Повести и рассказы - Олесь Гончар
Шрифт:
Интервал:
Закладка:
«Бригантина» — лагерь труда и отдыха, так это называется. Клинышек твердой целины-неудобки на взгорье, и нет тут никаких оград, ни проволоки, ни камня, даже плугом не пропахана межа лагерной зоны… Вместо кирпичной стены, как и обещал Валерий Иванович, оставлена лишь символическая «ромашковая стена», которая тянется по меже лагерного поселения. Обкосили с этой стороны, прокосили с той, оставили только узенькую полосу дикой жесткой травы, прокрапленной ромашками и васильками, — это будет межа! Вот ее без разрешения не переступи!
И что самое удивительное — никто до сих пор не нарушил правила, не переступил ромашковый барьер, словно бы он был выше каменного, словно ток был по этим цветам пропущен. Горн поднимает воспитанников рано, со всех ног бегут на зарядку, после нее — умываться вниз к затону, где вода такая тихая, красивая и праздничная, и приувядший цвет акаций, осыпавшись, плавает в ней… Оттуда бегом на завтрак, где чуть ли не каждый взмах ложки надо делать по команде, а потом вскакивай — и на борт грузовика, чтобы ехать с песнями на работу, на совхозные поля, схема которых выставлена на большом щите посреди лагеря.

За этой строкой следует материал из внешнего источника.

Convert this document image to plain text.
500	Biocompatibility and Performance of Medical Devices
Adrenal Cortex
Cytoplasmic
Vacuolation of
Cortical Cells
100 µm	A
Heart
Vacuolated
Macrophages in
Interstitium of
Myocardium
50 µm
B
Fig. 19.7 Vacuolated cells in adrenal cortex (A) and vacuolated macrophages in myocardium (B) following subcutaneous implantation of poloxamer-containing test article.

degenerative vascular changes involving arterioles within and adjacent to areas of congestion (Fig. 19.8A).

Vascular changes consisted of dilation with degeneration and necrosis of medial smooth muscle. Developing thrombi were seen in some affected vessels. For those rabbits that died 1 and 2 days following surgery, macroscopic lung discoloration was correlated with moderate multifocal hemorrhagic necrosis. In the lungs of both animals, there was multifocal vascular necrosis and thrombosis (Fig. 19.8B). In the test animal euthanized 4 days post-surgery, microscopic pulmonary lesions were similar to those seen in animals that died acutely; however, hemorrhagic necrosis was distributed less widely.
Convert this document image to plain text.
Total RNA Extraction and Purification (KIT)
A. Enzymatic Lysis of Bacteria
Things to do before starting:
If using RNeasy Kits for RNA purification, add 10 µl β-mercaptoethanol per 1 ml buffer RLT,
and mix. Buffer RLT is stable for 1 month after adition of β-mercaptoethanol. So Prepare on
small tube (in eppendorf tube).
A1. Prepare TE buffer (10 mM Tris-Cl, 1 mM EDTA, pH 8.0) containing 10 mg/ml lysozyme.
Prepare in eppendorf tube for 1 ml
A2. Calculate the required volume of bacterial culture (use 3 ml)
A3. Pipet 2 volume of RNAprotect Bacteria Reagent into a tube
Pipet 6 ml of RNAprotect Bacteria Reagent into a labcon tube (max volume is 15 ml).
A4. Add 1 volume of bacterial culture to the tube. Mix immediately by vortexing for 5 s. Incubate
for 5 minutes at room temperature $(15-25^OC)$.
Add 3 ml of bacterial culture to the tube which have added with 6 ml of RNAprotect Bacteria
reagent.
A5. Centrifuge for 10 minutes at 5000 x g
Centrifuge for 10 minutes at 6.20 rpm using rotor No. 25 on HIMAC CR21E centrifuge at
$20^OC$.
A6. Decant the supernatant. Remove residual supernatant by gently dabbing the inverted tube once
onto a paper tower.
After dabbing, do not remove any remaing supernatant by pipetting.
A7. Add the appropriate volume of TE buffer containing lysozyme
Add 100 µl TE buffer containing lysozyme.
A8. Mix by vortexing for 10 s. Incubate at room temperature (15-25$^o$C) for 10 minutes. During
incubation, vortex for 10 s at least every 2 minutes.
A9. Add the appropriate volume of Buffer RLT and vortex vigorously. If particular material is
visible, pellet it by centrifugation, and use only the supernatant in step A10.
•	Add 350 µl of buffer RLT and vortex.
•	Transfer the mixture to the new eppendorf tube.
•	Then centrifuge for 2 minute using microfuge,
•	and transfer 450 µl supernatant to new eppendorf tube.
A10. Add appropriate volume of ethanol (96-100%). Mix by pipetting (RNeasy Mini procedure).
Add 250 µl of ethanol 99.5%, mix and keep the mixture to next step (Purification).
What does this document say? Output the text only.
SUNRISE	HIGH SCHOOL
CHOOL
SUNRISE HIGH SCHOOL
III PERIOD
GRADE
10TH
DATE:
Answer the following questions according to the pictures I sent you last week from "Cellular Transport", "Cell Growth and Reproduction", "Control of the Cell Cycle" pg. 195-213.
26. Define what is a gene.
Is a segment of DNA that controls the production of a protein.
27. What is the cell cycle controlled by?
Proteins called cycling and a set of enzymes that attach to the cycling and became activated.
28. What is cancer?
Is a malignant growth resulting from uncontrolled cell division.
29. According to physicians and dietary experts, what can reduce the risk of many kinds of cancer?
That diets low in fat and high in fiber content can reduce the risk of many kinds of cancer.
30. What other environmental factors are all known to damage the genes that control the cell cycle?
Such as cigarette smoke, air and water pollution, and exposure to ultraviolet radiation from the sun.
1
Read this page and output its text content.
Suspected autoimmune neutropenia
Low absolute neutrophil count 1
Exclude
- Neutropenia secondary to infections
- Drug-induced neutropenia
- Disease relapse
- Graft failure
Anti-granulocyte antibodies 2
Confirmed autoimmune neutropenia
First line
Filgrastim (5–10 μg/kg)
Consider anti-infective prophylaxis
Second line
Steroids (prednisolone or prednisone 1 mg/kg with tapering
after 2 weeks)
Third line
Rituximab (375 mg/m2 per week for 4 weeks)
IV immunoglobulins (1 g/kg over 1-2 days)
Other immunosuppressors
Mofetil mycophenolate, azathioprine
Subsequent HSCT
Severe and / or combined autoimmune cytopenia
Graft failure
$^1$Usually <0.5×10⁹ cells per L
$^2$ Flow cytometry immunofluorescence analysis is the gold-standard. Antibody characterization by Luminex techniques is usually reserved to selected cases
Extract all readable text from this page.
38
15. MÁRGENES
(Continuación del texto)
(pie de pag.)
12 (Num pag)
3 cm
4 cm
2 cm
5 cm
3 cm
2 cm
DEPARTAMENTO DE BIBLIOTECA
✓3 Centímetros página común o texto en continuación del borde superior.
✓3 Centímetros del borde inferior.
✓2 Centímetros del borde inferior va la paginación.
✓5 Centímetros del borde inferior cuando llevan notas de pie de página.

На той схеме все обозначено, заштрихованы все ваши архипелаги: где плантации виноградников, где горох, где огурцы… Что же касается лекарственных растений, то они всюду, умей только находить их… Хлопцев на работу подгонять не приходится, сами стараются выполнить норму в утренние часы, пока зной не ударил. А в часы полуденного зноя от них, смугляков, так и закипит вода в затоне Чортуватого, от всплесков, от веселого галдежа по всему урочищу пойдет эхо, с разгона, с береговых круч будут сигать вниз головой, состязаясь, кто глубже нырнет да дальше вынырнет.
И так до самого вечера.
Не скажешь об этих стриженых, что их очень уж угнетает и приневоливает та межа травяная, которую без разрешения не имеешь права переступить. По лагерю ходи сколько хочешь, под навесом, где обедают, тебя встречает веселое правило: «Добавки просить не стесняйся, ты ее заработал!», гуляя, можешь забраться на самую высокую лагерную точку, и будет тебе на сто верст видно во все стороны: увидишь окутанные солнечной дымкой далекие берега широко разлившегося гэсовского моря, и степи с древними курганами… Рейсы «Бригантине» предстоят как раз в те степные просторы, где бахчи и кукуруза, где горох и морковь ждут твоей тяпки и в отяжелевших от яблок садах будут рады твоим ловким рукам… Бывает, однако, что остановится перед щитом со схемой полей маленькая фигурка, увидишь юное личико, серьезное не по возрасту, подернутое задумчивостью; стоит мальчуган, изучает штрихованные свои архипелаги: вон еще сколько надо прополоть… А бурьяны жилистые, а ряд длинный… И солнце печет… И к маме хочется…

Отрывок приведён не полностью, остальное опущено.